I possibili scenari della sterlina
Dalla fine di settembre fino all'11 ottobre, c'era stata una forte caduta da 1,3 dollari fino a 1,21. Negli ultimi giorni il cambio GBPUSD è rimasto sostanzialmente immutato attorno quota 1,225, e nel complesso il cross gbp-usd ha guadagnato lo 0,41%.
Ma secondo Bloomberg è una stabilità apparente.
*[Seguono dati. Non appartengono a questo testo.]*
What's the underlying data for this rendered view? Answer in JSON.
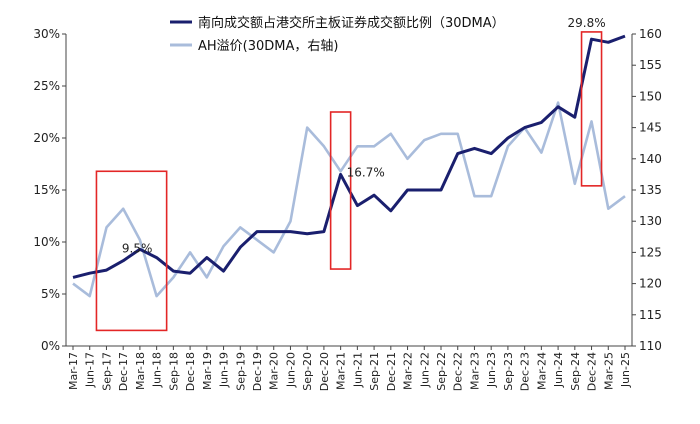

Gli operatori, infatti rimangono tesi nei confronti della moneta britannica, soprattutto per le questioni legate alla probabile hard-Brexit.
La view di SocGen
Secondo SocGen (che di recente ha visto l'appello ribaltare la sentenza Kerviel: incasserà solo un milione), è possibile che nel breve periodo il pound dia vita a un rally che lo porterà entro fine anno a 1,28 dollari, dal momento che avrebbe già scontato molti dei rischi di Brexit.
Attualmente secondo SocGen, la quotazione di 1,22 dollari incorpora anche il potenziale taglio del tasso di interesse dal parte della Banca d'Inghilterra, oltre che una flessione nell'economia del Regno Unito.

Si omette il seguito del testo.